後日談2:クライゼとサーバス
騎手15騎に、鞍無しを3体。
これが、会戦の中でクライゼの出した戦果だ。
そもそもだが、騎手は敵を墜とした数によって評価されるものではない。
伝え手であれば、伝令を内容を誤ることなく確実に届けることが出来たのか。攻め手であれば、伝令をどれほど妨害することが出来たのか。守り手であれば、伝え手をどれだけ攻め手の妨害から守り抜くことが出来たのか。
そこが評価の基準であった。それほどに、墜とすことも、墜とされることも稀な話なのだ。
そんな騎手の世界において、しかも短時間で終わった会戦の中で成し遂げたこの戦果。一体誰が、カルバ・アルヴィルにおいて最強の騎手であるのか? それを証明するのには十二分なものだった。
よって、戦後の祝宴の場において、クライゼはもちろんその中心で称賛を……とは、なっていなかった。
「あー、どうだ? アレがノーラだが」
彼の姿は祝宴の場にはあった。だが、その回りに人の姿は無く、代わりに一体のドラゴンの姿がある。

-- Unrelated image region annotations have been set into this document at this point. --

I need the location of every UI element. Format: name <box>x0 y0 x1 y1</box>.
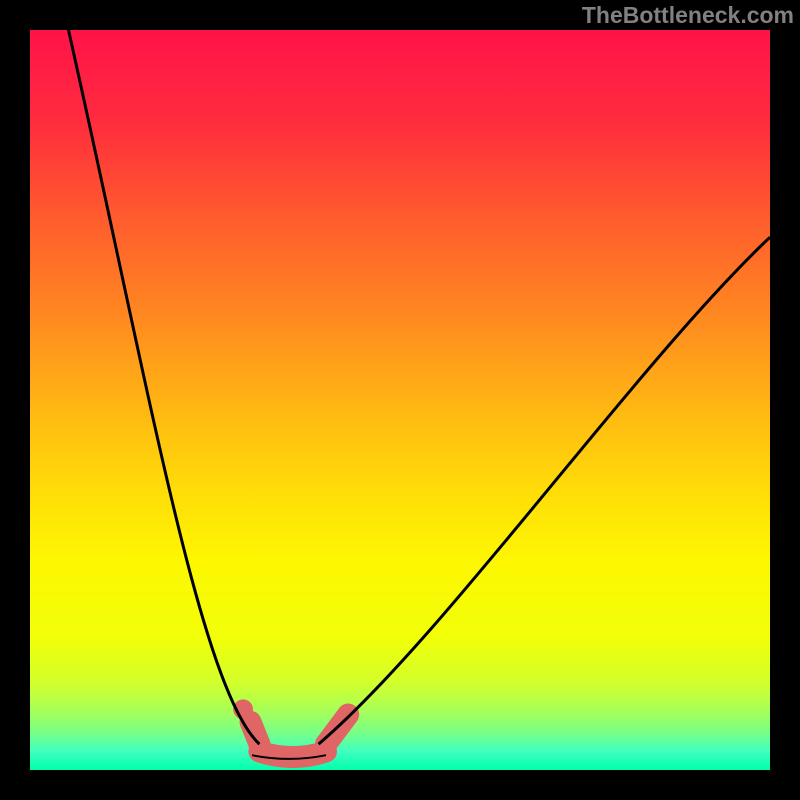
plot-background <box>30 30 770 770</box>
watermark-text: TheBottleneck.com <box>582 0 800 29</box>
chart-stage: TheBottleneck.com <box>0 0 800 800</box>
bottleneck-curve-chart <box>0 0 800 800</box>
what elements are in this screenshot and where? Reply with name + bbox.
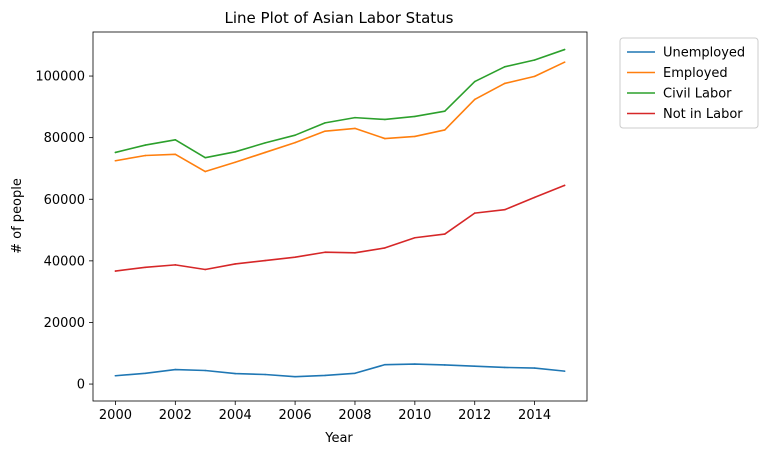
data-point-civil-labor (264, 142, 266, 144)
x-tick-label: 2008 (338, 408, 371, 423)
plot-frame (92, 31, 588, 402)
data-point-civil-labor (234, 151, 237, 153)
data-point-not-in-labor (503, 208, 506, 211)
data-point-not-in-labor (264, 259, 266, 262)
x-tick-label: 2000 (99, 408, 132, 423)
data-point-civil-labor (144, 144, 147, 146)
x-tick-label: 2010 (398, 408, 431, 423)
y-tick-label: 40000 (44, 254, 85, 269)
data-point-not-in-labor (533, 196, 536, 199)
data-point-not-in-labor (563, 184, 566, 187)
data-point-unemployed (294, 375, 296, 378)
y-tick-label: 100000 (35, 70, 85, 85)
data-point-not-in-labor (144, 266, 147, 269)
data-point-employed (264, 151, 266, 154)
data-point-unemployed (144, 372, 147, 375)
data-point-civil-labor (204, 156, 207, 159)
data-point-civil-labor (563, 48, 566, 51)
data-point-not-in-labor (354, 252, 356, 254)
data-point-employed (144, 154, 147, 157)
legend-box (619, 37, 759, 129)
data-point-not-in-labor (174, 264, 177, 266)
data-point-not-in-labor (443, 233, 446, 235)
data-point-employed (234, 161, 237, 164)
data-point-employed (414, 135, 416, 138)
data-point-employed (354, 127, 356, 130)
data-point-civil-labor (473, 80, 476, 83)
data-point-civil-labor (503, 66, 506, 68)
series-line-employed (114, 61, 566, 173)
y-axis: 0 20000 40000 60000 80000 100000 (35, 70, 93, 393)
data-point-civil-labor (294, 134, 296, 136)
data-point-unemployed (414, 363, 416, 365)
data-point-unemployed (114, 374, 117, 377)
series-line-not-in-labor (114, 184, 566, 272)
data-point-employed (174, 153, 177, 156)
legend-label-civil-labor: Civil Labor (663, 87, 732, 102)
data-point-employed (473, 98, 476, 101)
data-point-employed (563, 61, 566, 63)
legend-label-unemployed: Unemployed (663, 46, 745, 61)
data-point-not-in-labor (473, 212, 476, 214)
data-point-not-in-labor (114, 270, 117, 272)
data-point-civil-labor (114, 151, 117, 154)
data-point-employed (533, 75, 536, 78)
data-point-employed (324, 130, 326, 132)
data-point-not-in-labor (234, 263, 237, 265)
data-point-civil-labor (324, 122, 326, 124)
legend-label-employed: Employed (663, 66, 728, 81)
data-point-employed (384, 137, 386, 140)
data-point-unemployed (443, 364, 446, 366)
x-tick-label: 2006 (279, 408, 312, 423)
data-point-employed (114, 159, 117, 162)
x-axis: 2000 2002 2004 2006 2008 2010 2012 2014 (99, 401, 551, 423)
y-axis-title: # of people (10, 178, 25, 254)
data-point-unemployed (563, 370, 566, 372)
data-point-not-in-labor (414, 236, 416, 239)
y-tick-label: 80000 (44, 131, 85, 146)
data-point-employed (204, 170, 207, 173)
data-point-civil-labor (354, 116, 356, 119)
data-point-unemployed (174, 368, 177, 371)
data-point-employed (503, 82, 506, 85)
data-point-civil-labor (384, 118, 386, 121)
data-point-not-in-labor (384, 247, 386, 249)
data-point-not-in-labor (204, 268, 207, 271)
data-point-unemployed (473, 365, 476, 367)
y-tick-label: 20000 (44, 316, 85, 331)
data-point-unemployed (533, 367, 536, 369)
data-point-not-in-labor (294, 256, 296, 258)
data-point-unemployed (503, 366, 506, 369)
chart-title: Line Plot of Asian Labor Status (225, 9, 454, 27)
data-point-unemployed (324, 374, 326, 377)
y-tick-label: 0 (77, 378, 85, 393)
x-tick-label: 2004 (219, 408, 252, 423)
data-point-unemployed (354, 372, 356, 375)
data-point-unemployed (384, 363, 386, 366)
x-axis-title: Year (324, 431, 353, 446)
data-point-civil-labor (414, 115, 416, 118)
legend-label-not-in-labor: Not in Labor (663, 107, 743, 122)
x-tick-label: 2014 (518, 408, 551, 423)
series-line-unemployed (114, 363, 566, 378)
plot-area (114, 48, 566, 378)
data-point-unemployed (234, 372, 237, 375)
data-point-civil-labor (174, 139, 177, 141)
x-tick-label: 2012 (458, 408, 491, 423)
data-point-civil-labor (443, 110, 446, 112)
data-point-unemployed (264, 373, 266, 376)
data-point-unemployed (204, 369, 207, 372)
x-tick-label: 2002 (159, 408, 192, 423)
data-point-civil-labor (533, 59, 536, 61)
y-tick-label: 60000 (44, 193, 85, 208)
data-point-employed (443, 129, 446, 131)
data-point-employed (294, 141, 296, 144)
series-line-civil-labor (114, 48, 566, 159)
data-point-not-in-labor (324, 251, 326, 254)
legend: Unemployed Employed Civil Labor Not in Labo… (619, 37, 759, 129)
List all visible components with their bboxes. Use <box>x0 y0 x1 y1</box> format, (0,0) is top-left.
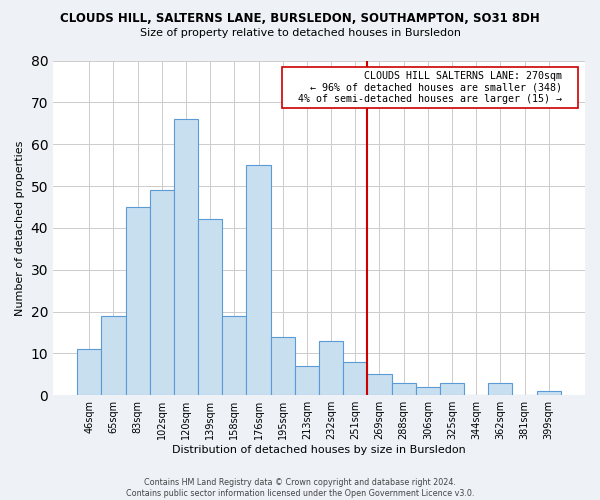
Bar <box>150 190 174 395</box>
Text: Contains HM Land Registry data © Crown copyright and database right 2024.
Contai: Contains HM Land Registry data © Crown c… <box>126 478 474 498</box>
Bar <box>416 387 440 395</box>
Text: CLOUDS HILL SALTERNS LANE: 270sqm  
  ← 96% of detached houses are smaller (348): CLOUDS HILL SALTERNS LANE: 270sqm ← 96% … <box>286 70 574 104</box>
Bar <box>77 349 101 395</box>
Y-axis label: Number of detached properties: Number of detached properties <box>15 140 25 316</box>
Bar <box>198 220 223 395</box>
Bar <box>367 374 392 395</box>
Bar <box>247 165 271 395</box>
X-axis label: Distribution of detached houses by size in Bursledon: Distribution of detached houses by size … <box>172 445 466 455</box>
Bar <box>343 362 367 395</box>
Text: Size of property relative to detached houses in Bursledon: Size of property relative to detached ho… <box>139 28 461 38</box>
Bar <box>295 366 319 395</box>
Bar <box>271 336 295 395</box>
Bar <box>174 119 198 395</box>
Bar <box>125 207 150 395</box>
Bar <box>319 341 343 395</box>
Bar <box>101 316 125 395</box>
Bar <box>536 391 561 395</box>
Bar <box>223 316 247 395</box>
Bar <box>392 382 416 395</box>
Text: CLOUDS HILL, SALTERNS LANE, BURSLEDON, SOUTHAMPTON, SO31 8DH: CLOUDS HILL, SALTERNS LANE, BURSLEDON, S… <box>60 12 540 26</box>
Bar <box>488 382 512 395</box>
Bar <box>440 382 464 395</box>
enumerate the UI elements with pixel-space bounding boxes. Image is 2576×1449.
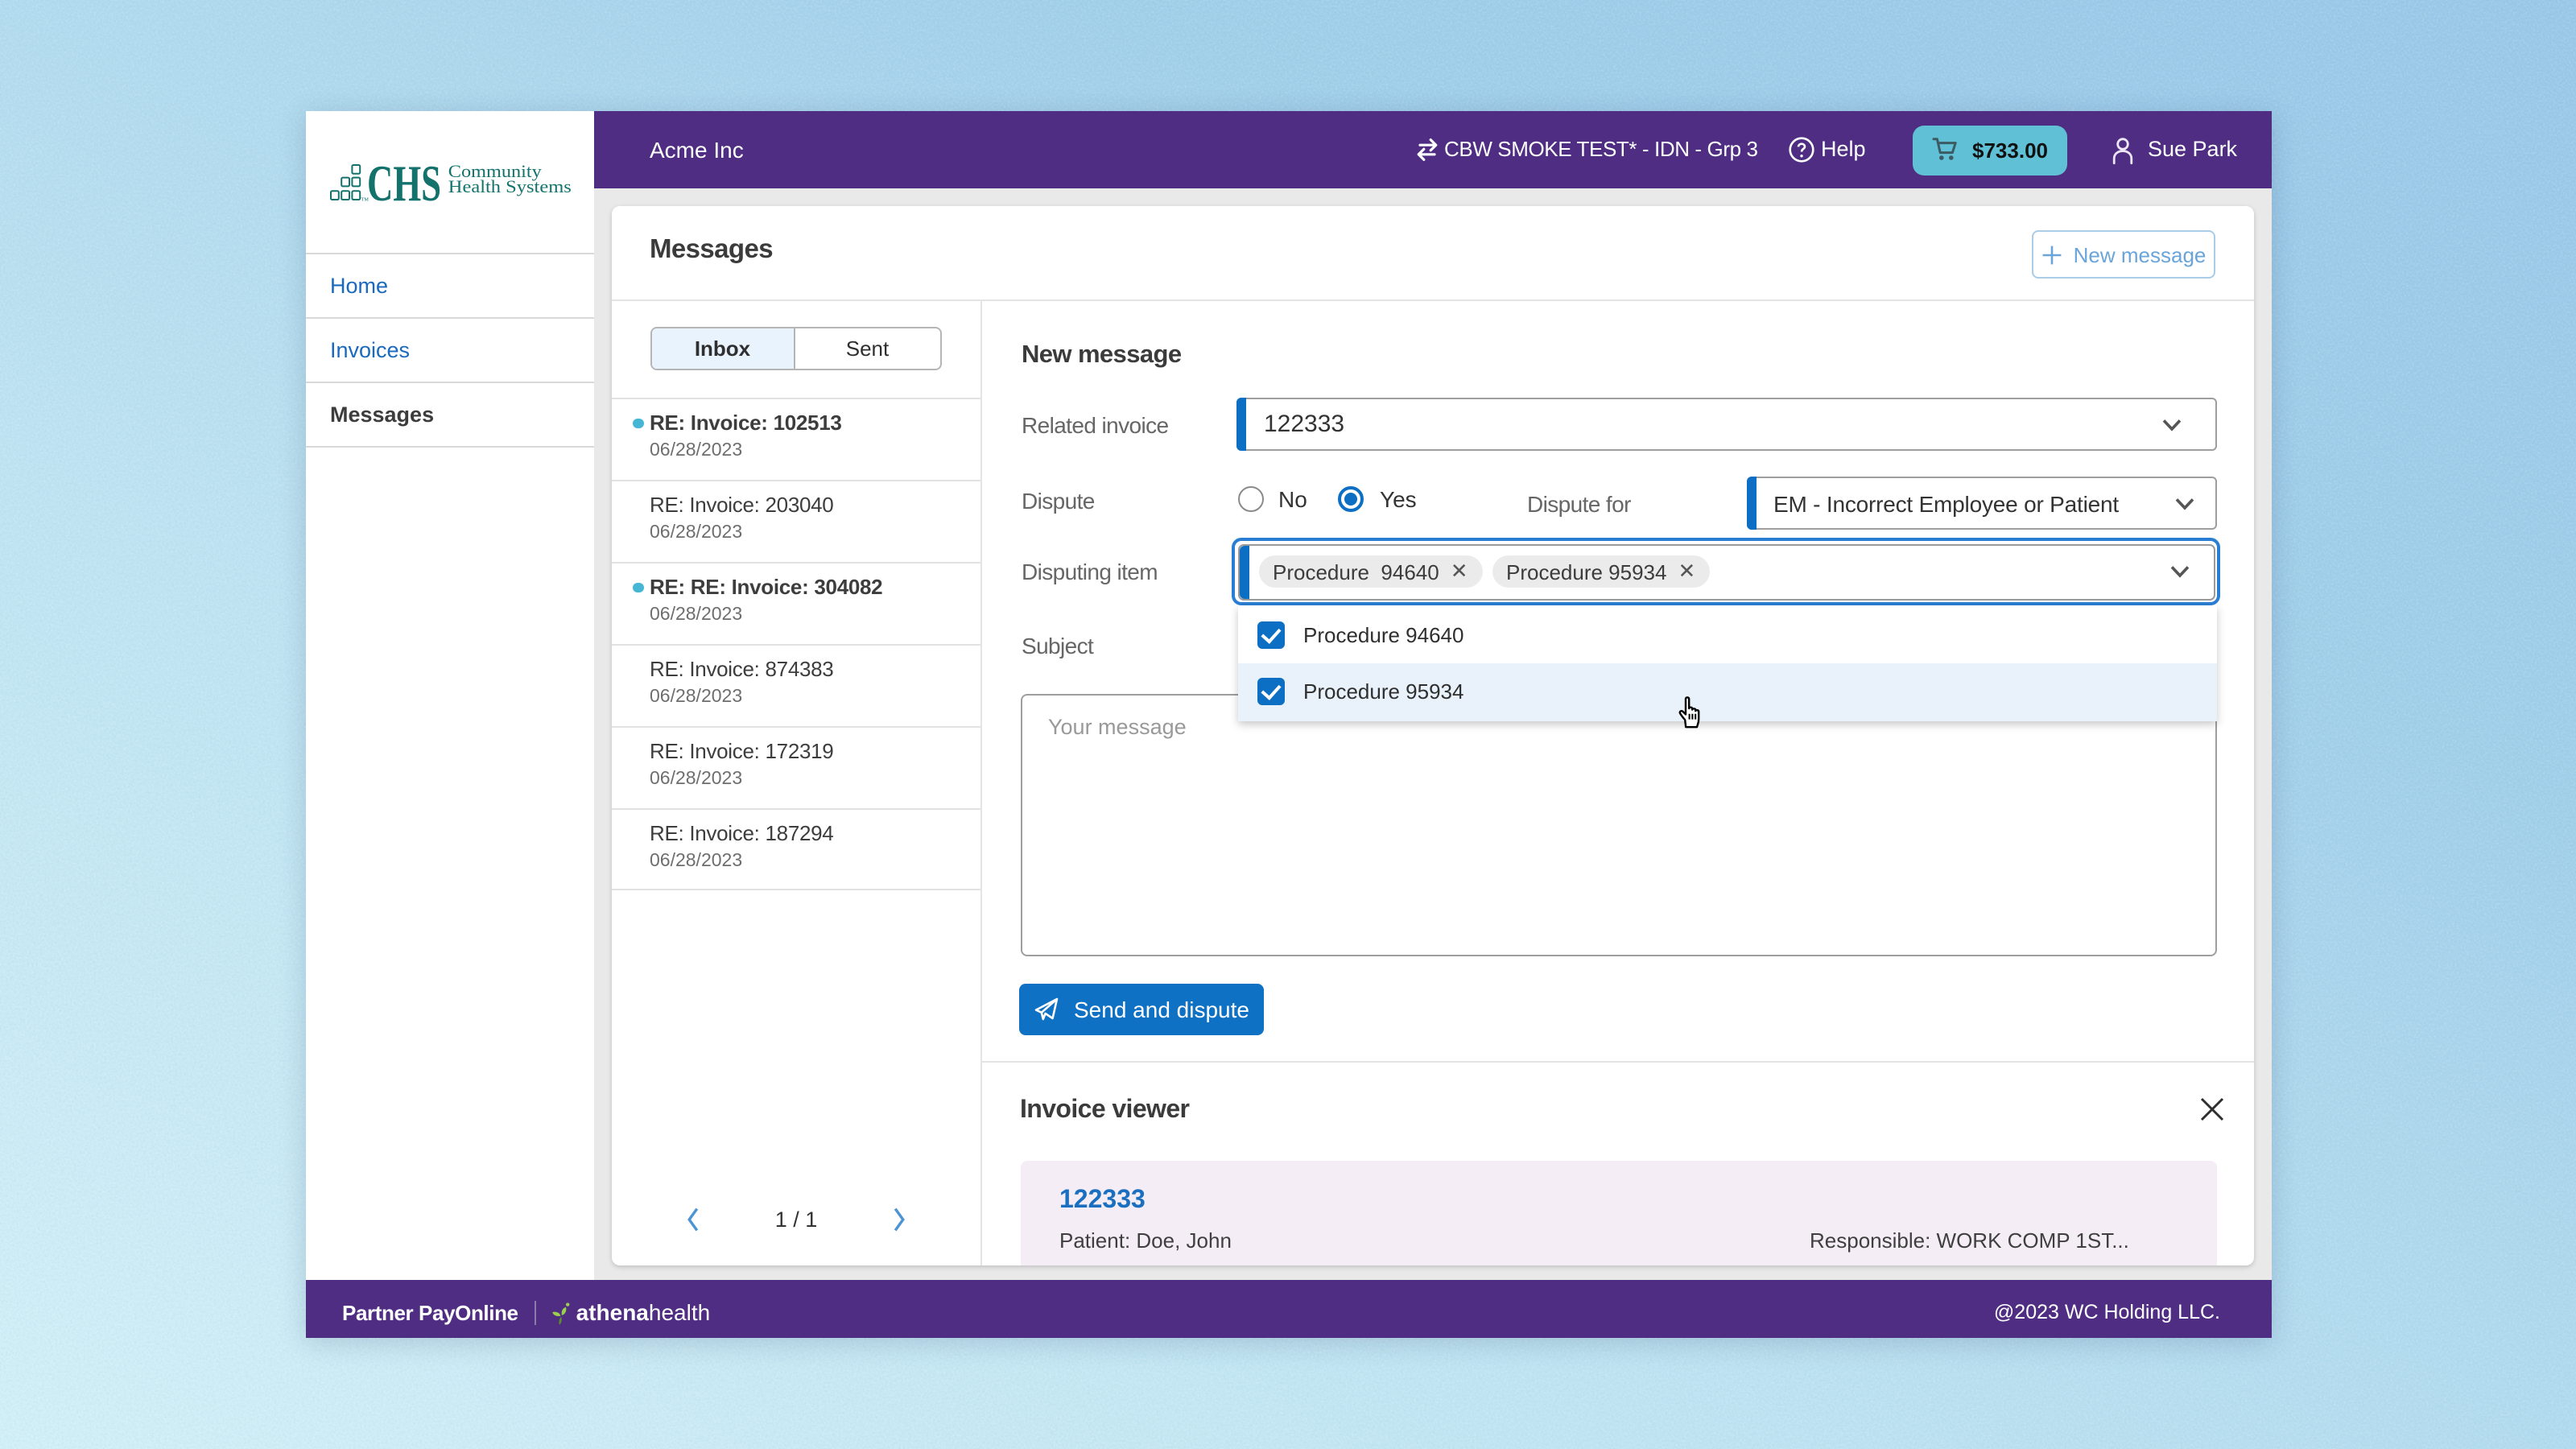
svg-text:Community: Community	[448, 163, 542, 180]
svg-text:TM: TM	[361, 196, 369, 202]
svg-text:Health Systems: Health Systems	[448, 175, 572, 196]
svg-text:CHS: CHS	[367, 163, 441, 207]
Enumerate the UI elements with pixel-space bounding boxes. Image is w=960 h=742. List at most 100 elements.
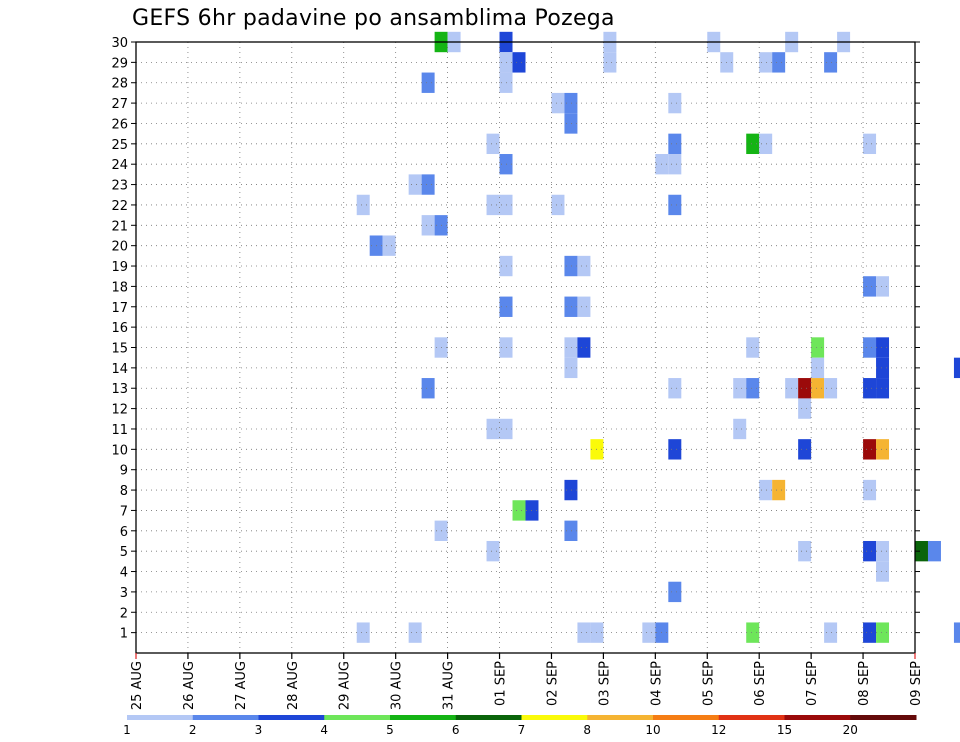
- heatmap-cell: [564, 296, 578, 317]
- y-tick-label: 13: [111, 382, 128, 397]
- y-tick-label: 18: [111, 280, 128, 295]
- y-tick-label: 21: [111, 219, 128, 234]
- colorbar-swatch: [521, 715, 588, 720]
- heatmap-cell: [876, 439, 890, 460]
- colorbar-label: 1: [123, 723, 131, 737]
- heatmap-cell: [772, 52, 786, 73]
- y-tick-label: 28: [111, 77, 128, 92]
- heatmap-cell: [759, 52, 773, 73]
- x-tick-label: 05 SEP: [701, 661, 716, 706]
- colorbar-label: 4: [320, 723, 328, 737]
- heatmap-cell: [824, 378, 838, 399]
- colorbar-label: 5: [386, 723, 394, 737]
- heatmap-cell: [421, 378, 435, 399]
- colorbar-label: 6: [452, 723, 460, 737]
- heatmap-cell: [759, 479, 773, 501]
- heatmap-cell: [408, 622, 422, 643]
- x-tick-label: 27 AUG: [234, 661, 249, 710]
- heatmap-cell: [564, 479, 578, 501]
- y-tick-label: 8: [120, 484, 128, 499]
- x-tick-label: 03 SEP: [597, 661, 612, 706]
- colorbar-label: 12: [711, 723, 726, 737]
- heatmap-cell: [798, 439, 812, 460]
- x-tick-label: 09 SEP: [909, 661, 924, 706]
- x-tick-label: 04 SEP: [649, 661, 664, 706]
- heatmap-cell: [798, 378, 812, 399]
- heatmap-cell: [733, 418, 747, 440]
- x-tick-label: 30 AUG: [390, 661, 405, 710]
- heatmap-cell: [746, 337, 760, 358]
- colorbar-label: 7: [518, 723, 526, 737]
- heatmap-cell: [668, 133, 682, 155]
- colorbar-swatch: [653, 715, 720, 720]
- heatmap-cells: [356, 31, 960, 643]
- heatmap-cell: [564, 255, 578, 277]
- heatmap-cell: [408, 174, 422, 195]
- heatmap-cell: [927, 540, 941, 562]
- heatmap-cell: [876, 622, 890, 643]
- heatmap-cell: [863, 378, 877, 399]
- heatmap-cell: [486, 194, 500, 216]
- colorbar-label: 3: [255, 723, 263, 737]
- y-tick-label: 23: [111, 179, 128, 194]
- heatmap-cell: [577, 296, 591, 317]
- heatmap-cell: [486, 540, 500, 562]
- x-axis: 25 AUG 26 AUG 27 AUG 28 AUG 29 AUG 30 AUG 31 A…: [130, 653, 924, 710]
- chart-title: GEFS 6hr padavine po ansamblima Pozega: [132, 6, 615, 31]
- colorbar-label: 10: [645, 723, 660, 737]
- heatmap-cell: [876, 378, 890, 399]
- heatmap-cell: [733, 378, 747, 399]
- heatmap-cell: [668, 194, 682, 216]
- colorbar-swatch: [127, 715, 194, 720]
- heatmap-cell: [642, 622, 656, 643]
- heatmap-cell: [863, 622, 877, 643]
- x-tick-label: 06 SEP: [753, 661, 768, 706]
- heatmap-cell: [577, 622, 591, 643]
- y-tick-label: 9: [120, 464, 128, 479]
- colorbar-swatch: [258, 715, 325, 720]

クライゼの愛竜たる白竜、サーバスである。彼女は首を伸ばして、カミールの隣にある1つの人影に目をこらしていた。死んだ表情で挨拶を繰り返すノーラの姿を凝視していた。
クライゼはサーバスに請われてこの場にいた。
戦果はすべて、主家たるハイゼ家の政治の材料に過ぎない。自身の活躍にその程度の感慨しかもたないクライゼは、称賛の声などそっちのけで早々に祝宴の場を後にしていた。
代わって向かったのが、ドラゴンの集積地にいるサーバスの元だ。愛竜の側で静かに酒でも味わおう。そう思って、実際そうしていた彼は、とあることを酒がたりに愛竜に話したのだ。
ノーラが人の姿になって、えらい目に合っている。
これが契機だった。どうしてもと請われて、クライゼは祝宴の席にサーバスを連れてくることになった。
(そう言えば、コイツはまだ見たことがなかったか)
クライゼが知る限りでは、ノーラの変化は討論会以来のことだった。よって、物珍しさがあってのサーバスの懇願だとクライゼは理解していた。
しかし、よほど興味があるらしい。クライゼが首をかしげるほどに、サーバスはまじまじとノーラをつぶさに観察している。
そんな時間がしばらく続き、不意にサーバスはクライゼへと声を作ってきた。
「……どらごん。なれる」
ノーラやラナと比べて、サーバスの言葉は流暢であるとは間違っても言えない。ただ、愛竜の言葉だ。言いたいことは、クライゼには十分に理解出来た。
「そうだな。ドラゴンも人になれるのだな」
どうやら、不思議なこともあるのだなと驚いているらしい。クライゼはサーバスの心中について、そう理解した。しかし、
「……なる」
「ん?」
「わたし。にんげん。なる」
クライゼは首をかしげざるを得なかった。
「サーバス?」
「にんげん。なる。くらいぜ。いっしょ」
今ひとつ発言の意図が理解出来なかったクライゼは、サーバスの視線の先に答えを求めることになった。
そこには死に体のノーラの他にもう1人がいた。ノーラを心配してか側にいるサーリャだ。1人来客が去り、彼女はノーラの背中をさすってやっているのだが。
「……ふーむ」
やはり意図はつかめなかった。ただ、なんとなくだ。彼には自身への好意があって、この彼女の発言があったように感じた。
「……まぁ、後でノーラに話してみるか」
悪くない気分だった。クライゼはサーバスの鼻面を優しくなでさすった。